Author: Xubing Hao (2025)
Primary advisor: Licong Cui, PhD
Committee members: Kirk Roberts, PhD and Cui Tao, PhD
PhD thesis: McWilliams School of Biomedical Informatics at UTHealth Houston.
ABSTRACT
Biomedical ontologies or terminologies not only serve as a part of the metadata standards for describing data in the FAIR Data Principles (Findable, Accessible, Interoperable, Reusable), but also play a vital role in downstream applications such as cohort identification from electronic health records (EHR). However, there are two critical barriers that may lead to ambiguity, complexity, and inaccuracies in such ontology-based downstream applications. The first barrier is the quality of the ontology. Despite efforts by ontology curators to ensure ontology accuracy and comprehensiveness, errors and inconsistencies are unavoidable. The second barrier is the semantic heterogeneity since human experts may use different natural language terms to define the same ontological entities.
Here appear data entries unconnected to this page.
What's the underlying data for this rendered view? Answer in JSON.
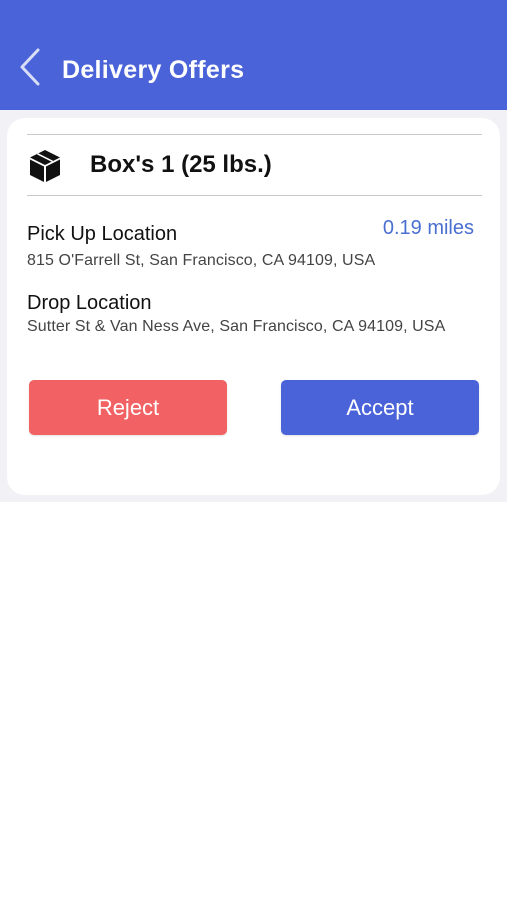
{
  "header": {
    "title": "Delivery Offers",
    "back_icon": "chevron-left-icon",
    "background": "#4a63d9"
  },
  "offer": {
    "package_icon": "box-icon",
    "package_title": "Box's 1 (25 lbs.)",
    "pickup_label": "Pick Up Location",
    "pickup_address": "815 O'Farrell St, San Francisco, CA 94109, USA",
    "distance": "0.19 miles",
    "drop_label": "Drop Location",
    "drop_address": "Sutter St & Van Ness Ave, San Francisco, CA 94109, USA"
  },
  "actions": {
    "reject_label": "Reject",
    "accept_label": "Accept",
    "reject_color": "#f26163",
    "accept_color": "#4a63d9"
  },
  "colors": {
    "distance": "#4a6fd1",
    "content_background": "#f1f1f6"
  }
}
It is critical to develop effective methods for the continued enhancement of the qualities of biomedical terminologies and to develop effective methods to establish meaningful connections between heterogeneous biomedical concepts. This dissertation introduces a substring replacement approach for identifying missing IS-A relations in biomedical terminologies, an order-preserving intersection method leveraging non-lattice subgraphs to detect missing concepts, and a Graph Convolutional Network (GCN) and Pre-trained Language Model (PLM)-based approach to identify synonymous concept pairs across different biomedical terminologies. Additionally, this work leverages large-scale EHR data to assess the impact of terminology quality on cohort identification applications.
The research presented in this dissertation addresses critical challenges in biomedical ontology quality and interoperability. By doing so, this research enhances downstream biomedical ontology-driven applications, facilitates the clear exchange of health information, and ultimately supports more accurate and reliable clinical and research outcomes.